With a large part of Jackson's work unknown, his reputation settled into an uneasy obscurity which, it must be granted, has not prevented his work from being collected. The chiaroscuros, especially the Venetian prints, can be found in many leading collections in Europe and the United States, but the full-color sheets after Ricci are excessively rare, particularly in complete sets.

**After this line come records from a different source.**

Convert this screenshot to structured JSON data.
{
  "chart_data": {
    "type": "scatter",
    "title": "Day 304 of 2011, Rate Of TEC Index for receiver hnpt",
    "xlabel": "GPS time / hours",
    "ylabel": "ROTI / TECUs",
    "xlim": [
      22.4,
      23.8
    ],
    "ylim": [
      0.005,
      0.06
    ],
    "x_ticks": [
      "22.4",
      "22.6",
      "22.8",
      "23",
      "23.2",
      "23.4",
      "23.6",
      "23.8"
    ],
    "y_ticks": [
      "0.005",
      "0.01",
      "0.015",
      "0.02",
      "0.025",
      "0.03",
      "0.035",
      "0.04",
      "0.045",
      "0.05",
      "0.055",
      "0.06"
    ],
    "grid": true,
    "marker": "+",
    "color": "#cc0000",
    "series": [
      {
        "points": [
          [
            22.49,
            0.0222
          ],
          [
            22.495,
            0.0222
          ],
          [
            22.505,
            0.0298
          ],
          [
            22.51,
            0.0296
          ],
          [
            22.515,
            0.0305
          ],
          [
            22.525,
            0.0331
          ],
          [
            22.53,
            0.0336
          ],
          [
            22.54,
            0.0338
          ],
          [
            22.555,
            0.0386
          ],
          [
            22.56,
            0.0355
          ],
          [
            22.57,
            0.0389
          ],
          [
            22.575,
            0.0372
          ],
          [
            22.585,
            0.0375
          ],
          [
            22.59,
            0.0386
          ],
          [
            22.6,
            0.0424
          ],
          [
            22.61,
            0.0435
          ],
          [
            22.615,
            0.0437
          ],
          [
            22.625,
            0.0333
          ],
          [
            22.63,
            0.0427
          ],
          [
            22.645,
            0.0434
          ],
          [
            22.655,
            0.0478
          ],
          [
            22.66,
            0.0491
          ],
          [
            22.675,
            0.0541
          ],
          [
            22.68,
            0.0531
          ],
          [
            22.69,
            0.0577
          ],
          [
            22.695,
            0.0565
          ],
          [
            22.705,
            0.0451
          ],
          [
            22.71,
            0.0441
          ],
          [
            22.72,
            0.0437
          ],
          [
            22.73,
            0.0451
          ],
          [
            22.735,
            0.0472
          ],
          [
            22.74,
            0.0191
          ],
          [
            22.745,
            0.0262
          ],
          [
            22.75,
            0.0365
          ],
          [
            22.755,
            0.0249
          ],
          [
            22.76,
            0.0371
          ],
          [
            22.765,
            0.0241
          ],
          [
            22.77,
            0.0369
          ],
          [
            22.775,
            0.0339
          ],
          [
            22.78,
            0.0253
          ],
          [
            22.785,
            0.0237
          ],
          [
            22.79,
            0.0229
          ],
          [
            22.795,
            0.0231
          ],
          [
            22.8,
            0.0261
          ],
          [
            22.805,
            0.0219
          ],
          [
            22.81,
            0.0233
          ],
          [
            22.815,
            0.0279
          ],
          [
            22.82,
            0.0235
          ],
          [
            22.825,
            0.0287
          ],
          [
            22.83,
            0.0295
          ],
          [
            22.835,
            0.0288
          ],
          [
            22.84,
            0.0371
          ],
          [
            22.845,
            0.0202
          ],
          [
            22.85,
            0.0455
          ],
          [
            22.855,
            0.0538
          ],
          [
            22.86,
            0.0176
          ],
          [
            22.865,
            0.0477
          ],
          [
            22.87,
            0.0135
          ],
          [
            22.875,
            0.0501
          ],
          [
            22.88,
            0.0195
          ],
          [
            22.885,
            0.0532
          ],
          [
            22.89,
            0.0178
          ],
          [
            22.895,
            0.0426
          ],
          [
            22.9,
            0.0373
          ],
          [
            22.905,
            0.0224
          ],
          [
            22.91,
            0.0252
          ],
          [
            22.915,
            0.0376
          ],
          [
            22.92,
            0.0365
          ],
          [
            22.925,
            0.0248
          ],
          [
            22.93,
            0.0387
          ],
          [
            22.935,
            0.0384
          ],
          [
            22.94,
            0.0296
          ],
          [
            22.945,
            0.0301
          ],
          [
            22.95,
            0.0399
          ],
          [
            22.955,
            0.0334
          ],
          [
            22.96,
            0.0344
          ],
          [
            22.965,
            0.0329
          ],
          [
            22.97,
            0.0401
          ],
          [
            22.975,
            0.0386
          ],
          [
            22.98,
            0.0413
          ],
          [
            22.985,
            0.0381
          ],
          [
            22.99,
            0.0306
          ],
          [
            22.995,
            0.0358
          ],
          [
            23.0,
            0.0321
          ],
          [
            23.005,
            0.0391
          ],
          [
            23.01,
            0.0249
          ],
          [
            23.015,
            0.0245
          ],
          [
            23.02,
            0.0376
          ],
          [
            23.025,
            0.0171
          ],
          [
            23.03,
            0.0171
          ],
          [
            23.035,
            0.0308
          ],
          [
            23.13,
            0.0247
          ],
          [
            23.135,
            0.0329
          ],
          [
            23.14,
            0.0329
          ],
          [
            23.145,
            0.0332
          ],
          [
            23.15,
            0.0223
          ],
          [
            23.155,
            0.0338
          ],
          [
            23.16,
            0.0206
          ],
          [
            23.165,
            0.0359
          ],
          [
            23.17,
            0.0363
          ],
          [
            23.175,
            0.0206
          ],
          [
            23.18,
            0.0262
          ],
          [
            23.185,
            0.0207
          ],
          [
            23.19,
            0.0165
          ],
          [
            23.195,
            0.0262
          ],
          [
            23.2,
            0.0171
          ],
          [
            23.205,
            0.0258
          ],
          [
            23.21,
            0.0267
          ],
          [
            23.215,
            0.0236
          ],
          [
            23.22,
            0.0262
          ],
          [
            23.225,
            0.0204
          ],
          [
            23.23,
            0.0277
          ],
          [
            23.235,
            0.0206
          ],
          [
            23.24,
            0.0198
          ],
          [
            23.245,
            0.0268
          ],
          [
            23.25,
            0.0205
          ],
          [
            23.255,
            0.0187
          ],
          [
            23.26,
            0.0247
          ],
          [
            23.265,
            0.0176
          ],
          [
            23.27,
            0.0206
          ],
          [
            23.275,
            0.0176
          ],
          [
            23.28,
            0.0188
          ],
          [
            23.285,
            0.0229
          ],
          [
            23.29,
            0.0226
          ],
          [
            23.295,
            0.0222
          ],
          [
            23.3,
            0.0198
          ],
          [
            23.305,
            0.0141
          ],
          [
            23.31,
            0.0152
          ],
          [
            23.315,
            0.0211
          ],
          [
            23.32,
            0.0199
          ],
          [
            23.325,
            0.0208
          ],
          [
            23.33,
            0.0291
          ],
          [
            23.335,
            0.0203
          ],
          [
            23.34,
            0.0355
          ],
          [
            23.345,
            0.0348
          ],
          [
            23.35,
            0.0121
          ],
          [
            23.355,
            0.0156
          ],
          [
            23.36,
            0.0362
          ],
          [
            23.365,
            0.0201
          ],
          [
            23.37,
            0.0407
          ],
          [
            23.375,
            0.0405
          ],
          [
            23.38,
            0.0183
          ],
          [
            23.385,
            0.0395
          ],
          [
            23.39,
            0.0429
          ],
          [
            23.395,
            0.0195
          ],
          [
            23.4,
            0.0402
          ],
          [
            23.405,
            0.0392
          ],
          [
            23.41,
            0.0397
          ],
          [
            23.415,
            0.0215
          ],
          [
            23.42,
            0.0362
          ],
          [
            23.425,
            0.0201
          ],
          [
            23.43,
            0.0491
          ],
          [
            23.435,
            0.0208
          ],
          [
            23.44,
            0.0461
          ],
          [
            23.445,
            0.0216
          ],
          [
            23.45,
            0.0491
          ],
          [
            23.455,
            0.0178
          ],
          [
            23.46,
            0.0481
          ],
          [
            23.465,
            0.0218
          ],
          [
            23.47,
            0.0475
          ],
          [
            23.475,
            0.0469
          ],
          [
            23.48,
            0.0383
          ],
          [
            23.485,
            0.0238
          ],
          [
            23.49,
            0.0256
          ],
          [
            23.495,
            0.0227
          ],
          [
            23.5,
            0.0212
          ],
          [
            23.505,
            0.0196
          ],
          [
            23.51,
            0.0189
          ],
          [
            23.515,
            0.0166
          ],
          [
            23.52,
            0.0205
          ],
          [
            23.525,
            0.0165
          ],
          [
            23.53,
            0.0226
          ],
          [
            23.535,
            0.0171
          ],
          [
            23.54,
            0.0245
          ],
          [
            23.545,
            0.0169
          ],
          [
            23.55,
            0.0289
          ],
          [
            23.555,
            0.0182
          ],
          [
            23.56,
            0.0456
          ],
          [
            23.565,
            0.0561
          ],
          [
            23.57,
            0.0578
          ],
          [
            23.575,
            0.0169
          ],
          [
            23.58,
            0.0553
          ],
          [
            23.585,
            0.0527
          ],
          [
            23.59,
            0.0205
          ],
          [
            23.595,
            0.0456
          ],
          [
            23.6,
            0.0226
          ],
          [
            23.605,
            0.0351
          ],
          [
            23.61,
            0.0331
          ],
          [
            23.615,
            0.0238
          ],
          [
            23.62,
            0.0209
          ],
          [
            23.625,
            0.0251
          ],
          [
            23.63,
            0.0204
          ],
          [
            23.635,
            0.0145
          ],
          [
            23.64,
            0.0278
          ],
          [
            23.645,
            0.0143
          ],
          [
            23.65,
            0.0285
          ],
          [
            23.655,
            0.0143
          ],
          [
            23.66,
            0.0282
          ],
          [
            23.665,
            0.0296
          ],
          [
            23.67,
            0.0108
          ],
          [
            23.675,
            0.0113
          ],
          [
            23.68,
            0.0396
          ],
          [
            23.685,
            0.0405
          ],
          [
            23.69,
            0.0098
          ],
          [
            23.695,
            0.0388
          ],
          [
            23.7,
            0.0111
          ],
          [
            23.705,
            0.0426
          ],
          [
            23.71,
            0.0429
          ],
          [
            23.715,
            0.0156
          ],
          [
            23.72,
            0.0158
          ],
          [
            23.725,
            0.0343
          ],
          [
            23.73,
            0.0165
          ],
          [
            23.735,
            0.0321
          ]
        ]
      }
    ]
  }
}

Jackson has long been considered an interesting figure. _His Essay on the Invention of Engraving and Printing in Chiaro Oscuro_...,[3] with its bold claims to innovation and merit, his adventurous career as an English woodcutter in Europe, his adaptation of the color woodcut to wallpaper printing and his pioneering efforts in this field, and Papillon's immoderate attack on him in the important _Traite historique et pratique de la gravure en bois_[4] will be discussed later. For the moment we can say that the Essay was the first book by an Englishman with color plates since the _Book of St. Albans_ of 1486, with its heraldic s.h.i.+elds in three or four colors, and the first book with block-print plates in naturalistic colors.[5]